Opinión: La óptica de las malas noticias

Últimamente, la caja tonta de la televisión nos hace un mix de noticias que nos dejan a todos con la sopa fría ante la mesa del comedor: la región nororiental de Járkiv es bombardeada masivamente por el frente ruso —sorbemos la primera cucharada—, el Black Friday este año ha disparado en España las ventas online un 130% —vamos a por la segunda—, 700 nuevos civiles muertos tras el ataque israelí a Gaza—una cuchara más—, las comidas navideñas de empresas se adelantan este año al mes de noviembre —¡ojo, que te quedas sin sitio!—, 37 recién nacidos del hospital de Shifa mueren, por falta de incubadoras, helados sobre sus camitas.

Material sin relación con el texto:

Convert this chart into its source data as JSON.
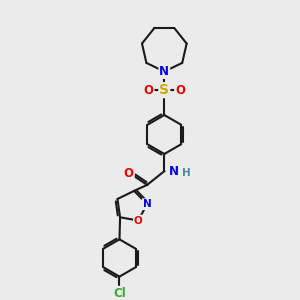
{
  "bg_color": "#ebebeb",
  "bond_color": "#1a1a1a",
  "bond_width": 1.5,
  "atom_colors": {
    "N": "#0000ee",
    "O": "#ee0000",
    "S": "#ccaa00",
    "Cl": "#33aa33",
    "C": "#1a1a1a"
  },
  "font_size": 8.5
}
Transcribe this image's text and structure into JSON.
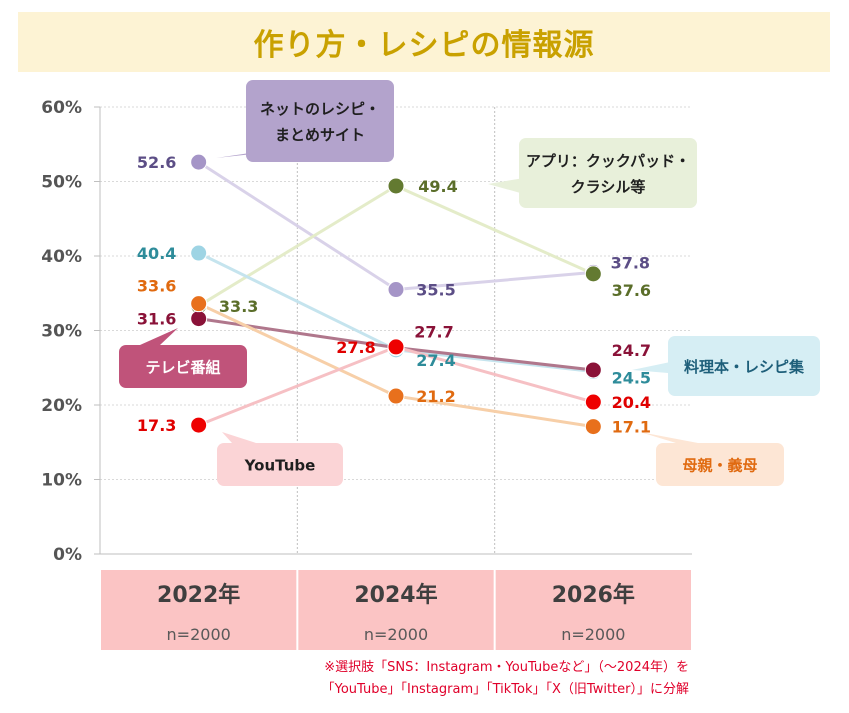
{
  "title": "作り方・レシピの情報源",
  "footnote": {
    "line1": "※選択肢「SNS：Instagram・YouTubeなど」（～2024年）を",
    "line2": "「YouTube」「Instagram」「TikTok」「X（旧Twitter）」に分解"
  },
  "chart_data": {
    "type": "line",
    "categories": [
      "2022年",
      "2024年",
      "2026年"
    ],
    "sample_sizes": [
      "n=2000",
      "n=2000",
      "n=2000"
    ],
    "y_ticks": [
      "0%",
      "10%",
      "20%",
      "30%",
      "40%",
      "50%",
      "60%"
    ],
    "ylim": [
      0,
      60
    ],
    "grid": true,
    "series": [
      {
        "name": "ネットのレシピ・まとめサイト",
        "name_lines": [
          "ネットのレシピ・",
          "まとめサイト"
        ],
        "values": [
          52.6,
          35.5,
          37.8
        ],
        "color": "#a595c7",
        "line_color": "#d9d2e9",
        "label_color": "#5c4e86",
        "callout_bg": "#b3a3cc",
        "callout_text": "#1f1f1f"
      },
      {
        "name": "アプリ：クックパッド・クラシル等",
        "name_lines": [
          "アプリ：クックパッド・",
          "クラシル等"
        ],
        "values": [
          33.3,
          49.4,
          37.6
        ],
        "color": "#637a31",
        "line_color": "#e4ecc9",
        "label_color": "#5b6e2a",
        "callout_bg": "#e8f0da",
        "callout_text": "#1f1f1f"
      },
      {
        "name": "料理本・レシピ集",
        "name_lines": [
          "料理本・レシピ集"
        ],
        "values": [
          40.4,
          27.4,
          24.5
        ],
        "color": "#9ed4e4",
        "line_color": "#c5e4ee",
        "label_color": "#2e8c9a",
        "callout_bg": "#d6eef4",
        "callout_text": "#1e5f7a"
      },
      {
        "name": "テレビ番組",
        "name_lines": [
          "テレビ番組"
        ],
        "values": [
          31.6,
          27.7,
          24.7
        ],
        "color": "#8a1238",
        "line_color": "#b0778c",
        "label_color": "#8a1238",
        "callout_bg": "#c0537a",
        "callout_text": "#ffffff"
      },
      {
        "name": "母親・義母",
        "name_lines": [
          "母親・義母"
        ],
        "values": [
          33.6,
          21.2,
          17.1
        ],
        "color": "#e8701c",
        "line_color": "#f7cfa8",
        "label_color": "#e06a10",
        "callout_bg": "#fde6d5",
        "callout_text": "#e06a10"
      },
      {
        "name": "YouTube",
        "name_lines": [
          "YouTube"
        ],
        "values": [
          17.3,
          27.8,
          20.4
        ],
        "color": "#ee0000",
        "line_color": "#f6c0c4",
        "label_color": "#e00000",
        "callout_bg": "#fbd4d6",
        "callout_text": "#1f1f1f"
      }
    ]
  }
}
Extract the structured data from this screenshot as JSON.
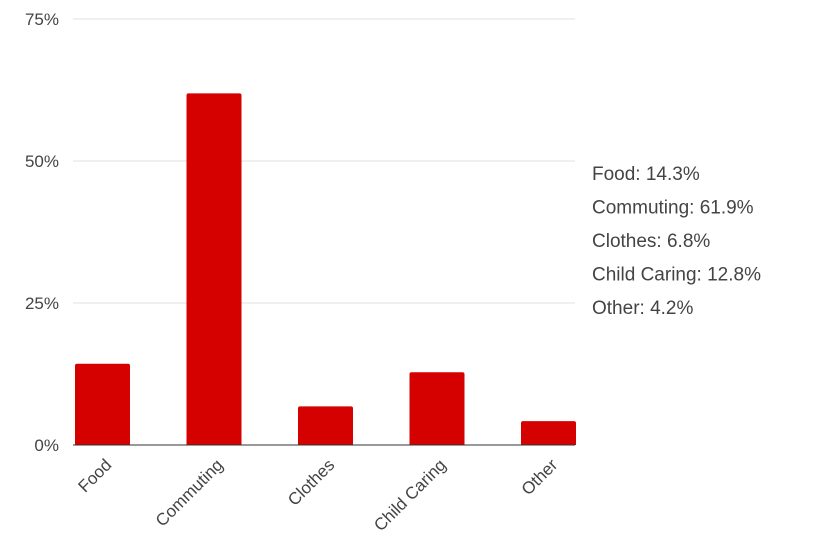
{
  "chart_data": {
    "type": "bar",
    "categories": [
      "Food",
      "Commuting",
      "Clothes",
      "Child Caring",
      "Other"
    ],
    "values": [
      14.3,
      61.9,
      6.8,
      12.8,
      4.2
    ],
    "y_unit": "%",
    "ylim": [
      0,
      75
    ],
    "yticks": [
      {
        "value": 0,
        "label": "0%"
      },
      {
        "value": 25,
        "label": "25%"
      },
      {
        "value": 50,
        "label": "50%"
      },
      {
        "value": 75,
        "label": "75%"
      }
    ],
    "legend": [
      "Food: 14.3%",
      "Commuting: 61.9%",
      "Clothes: 6.8%",
      "Child Caring: 12.8%",
      "Other: 4.2%"
    ],
    "legend_position": "right",
    "grid": true,
    "bar_color": "#d50000",
    "gridline_color": "#e0e0e0",
    "baseline_color": "#333333",
    "text_color": "#444444"
  }
}
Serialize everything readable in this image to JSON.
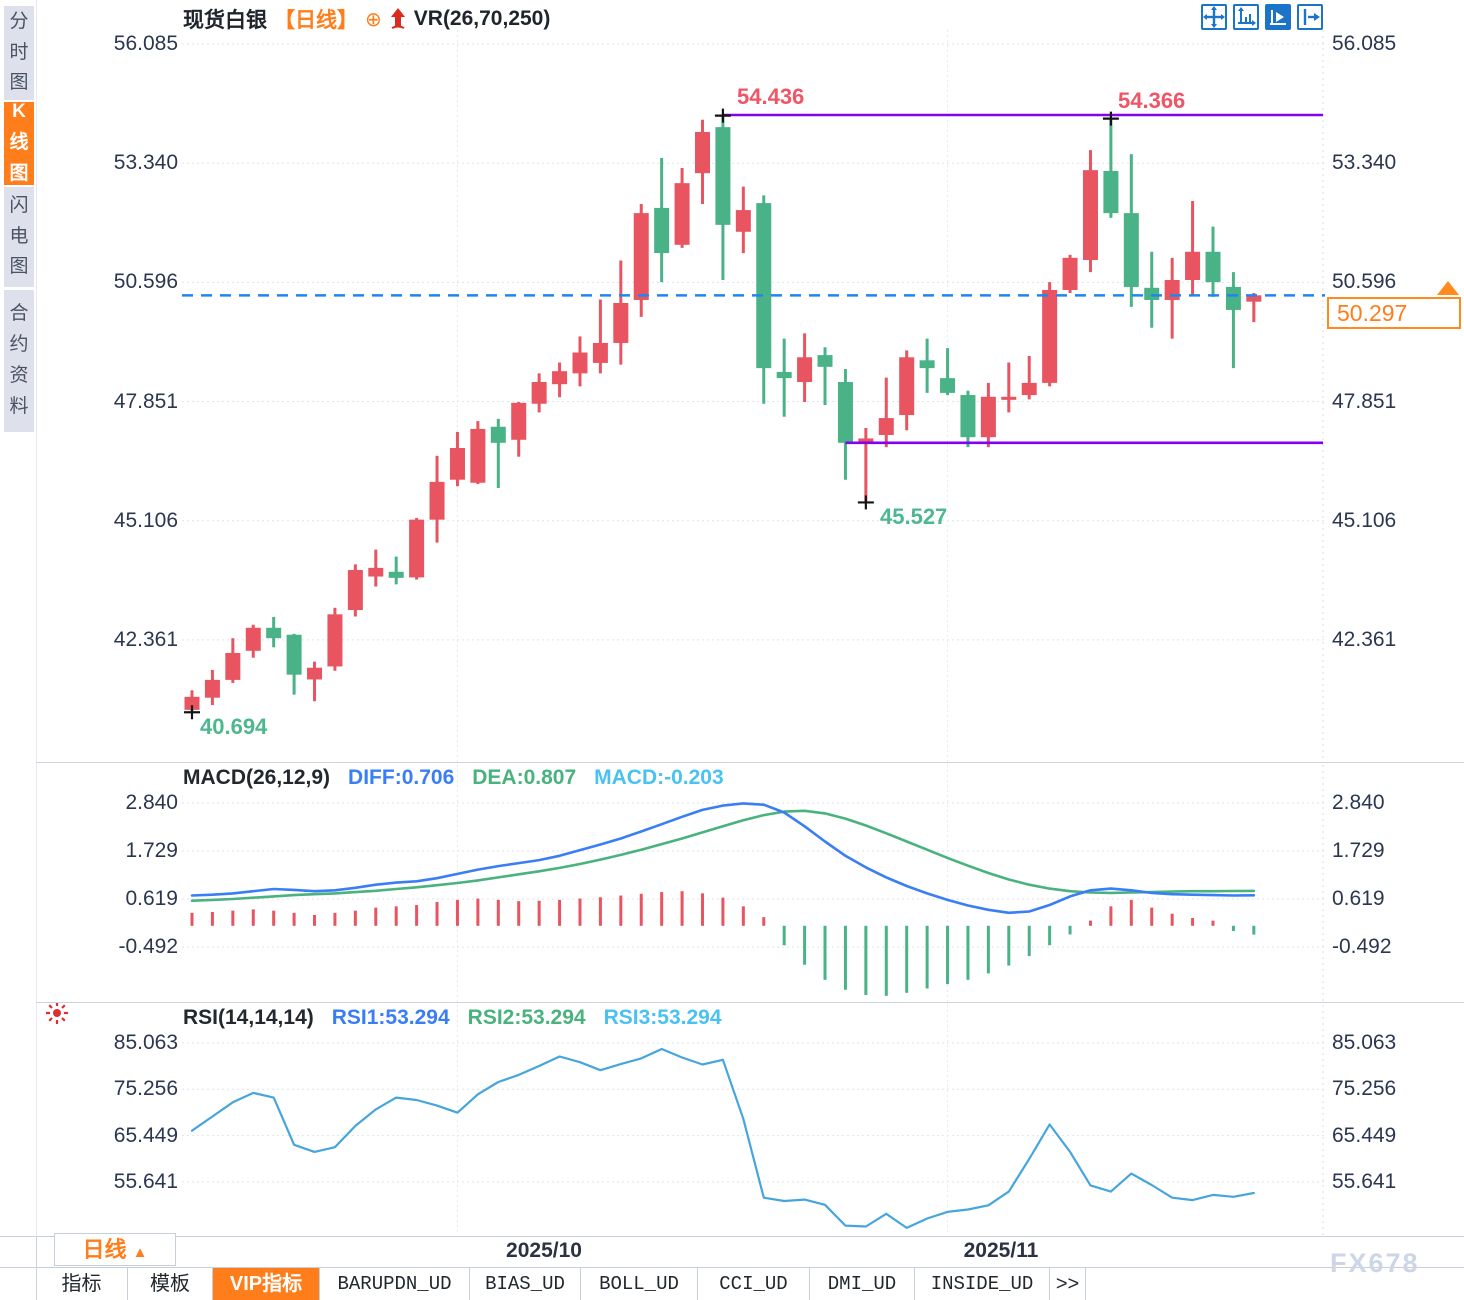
{
  "colors": {
    "up": "#e8545f",
    "down": "#49b286",
    "accent": "#ff7d1a",
    "trendline": "#8400f0",
    "last_price_line": "#1f86f0",
    "diff_line": "#3a7ef5",
    "dea_line": "#49b27e",
    "macd_value_text": "#49c2f2",
    "rsi_line": "#46a5dd",
    "annotation_high": "#f05565",
    "annotation_low": "#4db890"
  },
  "sidebar": {
    "items": [
      {
        "label": "分时图",
        "active": false
      },
      {
        "label": "K线图",
        "active": true
      },
      {
        "label": "闪电图",
        "active": false
      },
      {
        "label": "合约资料",
        "active": false
      }
    ]
  },
  "header": {
    "symbol": "现货白银",
    "period_tag": "【日线】",
    "plus_icon": "⊕",
    "indicator": "VR(26,70,250)"
  },
  "toolbar": {
    "icons": [
      "move-icon",
      "axis-range-icon",
      "axis-play-icon",
      "collapse-right-icon"
    ]
  },
  "price_tag": {
    "value": "50.297"
  },
  "bottom": {
    "period_label": "日线",
    "period_caret": "▲",
    "watermark": "FX678",
    "tabs": [
      {
        "label": "指标",
        "active": false
      },
      {
        "label": "模板",
        "active": false
      },
      {
        "label": "VIP指标",
        "active": true
      },
      {
        "label": "BARUPDN_UD",
        "active": false
      },
      {
        "label": "BIAS_UD",
        "active": false
      },
      {
        "label": "BOLL_UD",
        "active": false
      },
      {
        "label": "CCI_UD",
        "active": false
      },
      {
        "label": "DMI_UD",
        "active": false
      },
      {
        "label": "INSIDE_UD",
        "active": false
      },
      {
        "label": ">>",
        "active": false
      }
    ]
  },
  "chart_data": {
    "type": "candlestick",
    "title": "现货白银 日线",
    "main": {
      "yticks": [
        "56.085",
        "53.340",
        "50.596",
        "47.851",
        "45.106",
        "42.361"
      ],
      "ytick_values": [
        56.085,
        53.34,
        50.596,
        47.851,
        45.106,
        42.361
      ],
      "candles": [
        [
          40.75,
          41.2,
          40.694,
          41.05
        ],
        [
          41.03,
          41.67,
          40.86,
          41.44
        ],
        [
          41.44,
          42.4,
          41.37,
          42.06
        ],
        [
          42.11,
          42.71,
          41.95,
          42.64
        ],
        [
          42.64,
          42.89,
          42.19,
          42.4
        ],
        [
          42.48,
          42.5,
          41.1,
          41.56
        ],
        [
          41.45,
          41.86,
          40.95,
          41.72
        ],
        [
          41.75,
          43.1,
          41.65,
          42.95
        ],
        [
          43.05,
          44.1,
          42.9,
          43.97
        ],
        [
          43.82,
          44.44,
          43.59,
          44.02
        ],
        [
          43.93,
          44.28,
          43.64,
          43.79
        ],
        [
          43.8,
          45.17,
          43.75,
          45.13
        ],
        [
          45.13,
          46.6,
          44.6,
          46.0
        ],
        [
          46.05,
          47.15,
          45.9,
          46.78
        ],
        [
          45.98,
          47.4,
          45.95,
          47.22
        ],
        [
          47.27,
          47.45,
          45.86,
          46.9
        ],
        [
          46.97,
          47.84,
          46.58,
          47.82
        ],
        [
          47.8,
          48.5,
          47.6,
          48.3
        ],
        [
          48.25,
          48.75,
          47.95,
          48.55
        ],
        [
          48.5,
          49.35,
          48.2,
          48.98
        ],
        [
          48.74,
          50.2,
          48.5,
          49.2
        ],
        [
          49.2,
          51.1,
          48.7,
          50.12
        ],
        [
          50.19,
          52.4,
          49.8,
          52.19
        ],
        [
          52.31,
          53.46,
          50.6,
          51.27
        ],
        [
          51.46,
          53.23,
          51.39,
          52.88
        ],
        [
          53.11,
          54.34,
          52.4,
          54.06
        ],
        [
          54.17,
          54.436,
          50.65,
          51.92
        ],
        [
          51.76,
          52.8,
          51.27,
          52.26
        ],
        [
          52.42,
          52.6,
          47.8,
          48.62
        ],
        [
          48.53,
          49.3,
          47.5,
          48.39
        ],
        [
          48.3,
          49.42,
          47.84,
          48.87
        ],
        [
          48.92,
          49.1,
          47.77,
          48.65
        ],
        [
          48.3,
          48.6,
          46.05,
          46.9
        ],
        [
          46.9,
          47.24,
          45.527,
          47.0
        ],
        [
          47.08,
          48.4,
          46.8,
          47.47
        ],
        [
          47.54,
          49.03,
          47.19,
          48.87
        ],
        [
          48.8,
          49.3,
          48.05,
          48.62
        ],
        [
          48.39,
          49.08,
          48.0,
          48.05
        ],
        [
          48.0,
          48.1,
          46.8,
          47.03
        ],
        [
          47.03,
          48.28,
          46.8,
          47.96
        ],
        [
          47.89,
          48.75,
          47.6,
          47.96
        ],
        [
          48.0,
          48.9,
          47.9,
          48.28
        ],
        [
          48.28,
          50.6,
          48.2,
          50.42
        ],
        [
          50.42,
          51.23,
          50.35,
          51.16
        ],
        [
          51.11,
          53.64,
          50.83,
          53.18
        ],
        [
          53.16,
          54.366,
          52.08,
          52.19
        ],
        [
          52.19,
          53.55,
          50.03,
          50.49
        ],
        [
          50.47,
          51.3,
          49.55,
          50.19
        ],
        [
          50.19,
          51.16,
          49.3,
          50.65
        ],
        [
          50.65,
          52.47,
          50.3,
          51.3
        ],
        [
          51.3,
          51.88,
          50.26,
          50.6
        ],
        [
          50.49,
          50.83,
          48.62,
          49.96
        ],
        [
          50.15,
          50.35,
          49.68,
          50.297
        ]
      ],
      "annotations": [
        {
          "text": "54.436",
          "price": 54.436,
          "index": 26,
          "kind": "high"
        },
        {
          "text": "54.366",
          "price": 54.366,
          "index": 45,
          "kind": "high"
        },
        {
          "text": "45.527",
          "price": 45.527,
          "index": 33,
          "kind": "low"
        },
        {
          "text": "40.694",
          "price": 40.694,
          "index": 0,
          "kind": "low"
        }
      ],
      "resistance": {
        "price": 54.45,
        "from_index": 26
      },
      "support": {
        "price": 46.9,
        "from_index": 32
      },
      "last_price": 50.297
    },
    "macd": {
      "title": "MACD(26,12,9)",
      "diff_label": "DIFF:0.706",
      "dea_label": "DEA:0.807",
      "macd_label": "MACD:-0.203",
      "yticks": [
        "2.840",
        "1.729",
        "0.619",
        "-0.492"
      ],
      "ytick_values": [
        2.84,
        1.729,
        0.619,
        -0.492
      ],
      "diff": [
        0.7,
        0.72,
        0.75,
        0.8,
        0.85,
        0.83,
        0.8,
        0.82,
        0.88,
        0.95,
        1.0,
        1.03,
        1.1,
        1.2,
        1.3,
        1.38,
        1.45,
        1.52,
        1.62,
        1.75,
        1.88,
        2.02,
        2.18,
        2.35,
        2.52,
        2.68,
        2.78,
        2.83,
        2.8,
        2.62,
        2.3,
        1.95,
        1.62,
        1.35,
        1.12,
        0.92,
        0.75,
        0.6,
        0.47,
        0.37,
        0.3,
        0.33,
        0.48,
        0.68,
        0.82,
        0.86,
        0.82,
        0.76,
        0.73,
        0.72,
        0.71,
        0.7,
        0.706
      ],
      "dea": [
        0.58,
        0.6,
        0.62,
        0.65,
        0.68,
        0.71,
        0.73,
        0.75,
        0.78,
        0.81,
        0.85,
        0.89,
        0.94,
        0.99,
        1.05,
        1.12,
        1.19,
        1.26,
        1.34,
        1.43,
        1.53,
        1.64,
        1.76,
        1.89,
        2.02,
        2.16,
        2.3,
        2.44,
        2.56,
        2.64,
        2.66,
        2.6,
        2.48,
        2.32,
        2.14,
        1.95,
        1.76,
        1.57,
        1.39,
        1.22,
        1.07,
        0.95,
        0.86,
        0.8,
        0.77,
        0.76,
        0.77,
        0.78,
        0.79,
        0.8,
        0.8,
        0.805,
        0.807
      ],
      "hist": [
        0.3,
        0.32,
        0.35,
        0.38,
        0.35,
        0.3,
        0.25,
        0.3,
        0.35,
        0.42,
        0.45,
        0.48,
        0.55,
        0.6,
        0.63,
        0.6,
        0.57,
        0.58,
        0.6,
        0.63,
        0.66,
        0.7,
        0.74,
        0.78,
        0.8,
        0.75,
        0.65,
        0.45,
        0.2,
        -0.45,
        -0.9,
        -1.25,
        -1.48,
        -1.6,
        -1.62,
        -1.55,
        -1.45,
        -1.35,
        -1.25,
        -1.1,
        -0.92,
        -0.7,
        -0.45,
        -0.2,
        0.12,
        0.45,
        0.6,
        0.42,
        0.28,
        0.18,
        0.12,
        -0.12,
        -0.203
      ]
    },
    "rsi": {
      "title": "RSI(14,14,14)",
      "rsi1_label": "RSI1:53.294",
      "rsi2_label": "RSI2:53.294",
      "rsi3_label": "RSI3:53.294",
      "yticks": [
        "85.063",
        "75.256",
        "65.449",
        "55.641"
      ],
      "ytick_values": [
        85.063,
        75.256,
        65.449,
        55.641
      ],
      "values": [
        66.5,
        69.5,
        72.5,
        74.5,
        73.5,
        63.5,
        62.0,
        63.0,
        67.5,
        71.0,
        73.5,
        73.0,
        71.8,
        70.3,
        74.2,
        76.8,
        78.3,
        80.2,
        82.2,
        81.0,
        79.3,
        80.6,
        81.8,
        83.8,
        82.0,
        80.5,
        81.5,
        69.0,
        52.3,
        51.6,
        51.9,
        50.8,
        46.4,
        46.2,
        48.9,
        45.9,
        47.9,
        49.3,
        49.8,
        50.7,
        53.6,
        60.5,
        67.8,
        62.0,
        54.9,
        53.6,
        57.4,
        55.0,
        52.3,
        51.8,
        52.9,
        52.5,
        53.294
      ]
    },
    "x_axis": {
      "labels": [
        "2025/10",
        "2025/11"
      ],
      "month_start_indices": [
        13,
        37
      ]
    }
  }
}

En unos tiempos en los que ya todos nos hemos vacunado contra la sensibilidad y se nos hace normal escuchar en la cola de la frutería cómo una señora le contesta a otra un: «Anda calla, calla, no me enseñes esas cosas, que soy muy sensible», el mundo se nos presenta, como dirían los jóvenes de TikTok, de lo menos esquizofrénico. Nos intercalan verdaderas atrocidades en los telediarios con trivialidades del primer mundo, como si pudiesen compararse unas con las otras. Nuestros mayores problemas son encontrar sitio para la cena de empresa en el restaurante más bueno, más bonito y más barato; ser los primeros en pedir langostas para Nochebuena en nuestra marisquería de confianza; comprar o no el amigo invisible de nuestros cuñados. Desde luego, quien configura este mundo tiene doble vara de medir para las malas noticias.
En días como estos, conviene arrimarse a los abuelos y que esos niños de la posguerra nos pongan un poco los pies en la tierra en mitad de este mar de consumismo insano. El mío, entre la sorna, la retranca y la razón, alza estos días su voz frente a la del telediario y sentencia: «Sí, eso es, vayamos como fieras a comprar y comprar víveres hasta reventar, no vayamos a quedarnos sin comer estas Navidades…» El titular de televisión que alarma sobre la urgencia de preparar todas las compras de inmediato queda, de repente, minúsculo y ridículo ante la experiencia de un abuelo. «¿Sabes —prosigue el mío, nadie sabe si charlando con el locutor o con nosotros—? Yo he pasado las Navidades de mi infancia perdido en un cortijo pobre en mitad de la sierra. La tarde de Nochebuena, mi padre salía a cazar algún conejo y mi madre preparaba mientras tanto una sopa a base de agua y verduras, porque lo del conejo era solo cuestión de suerte, y pocas veces la había. Pero daba igual lo que cenáramos aquella noche. Daba igual que no tuviésemos cómo ir al pueblo para comprar un regalo. Lo único que era necesario en nuestras Navidades era que no faltaran mis padres, mis hermanos y mis primos en la mesa y poder ir de cortijo en cortijo a cantar villancicos con una pandereta. Pero… ¿qué es ahora la Navidad?
Sin ánimo ninguno de dar un discurso generacional moralizante —pues no cualquier tiempo pasado es necesariamente mejor—, tengo estos días la sensación de que pretendemos llenar nuestros vacíos, a menudo provocados por la sucesión infinita de malas noticias, con la impulsividad y el consumismo. Quizás, creamos que la solución a las atrocidades que acontecen en la otra cara del mundo es pidiendo por ellos a Papá Noél. Quizás, solo tenga yo la sensación de que estamos todos mirando hacia otro lado. Eso sí, más bonito, más festivo, más mágico. Que el espíritu navideño nos abra los ojos.

– Estudiante de Publicidad y RR.PP en Eusa.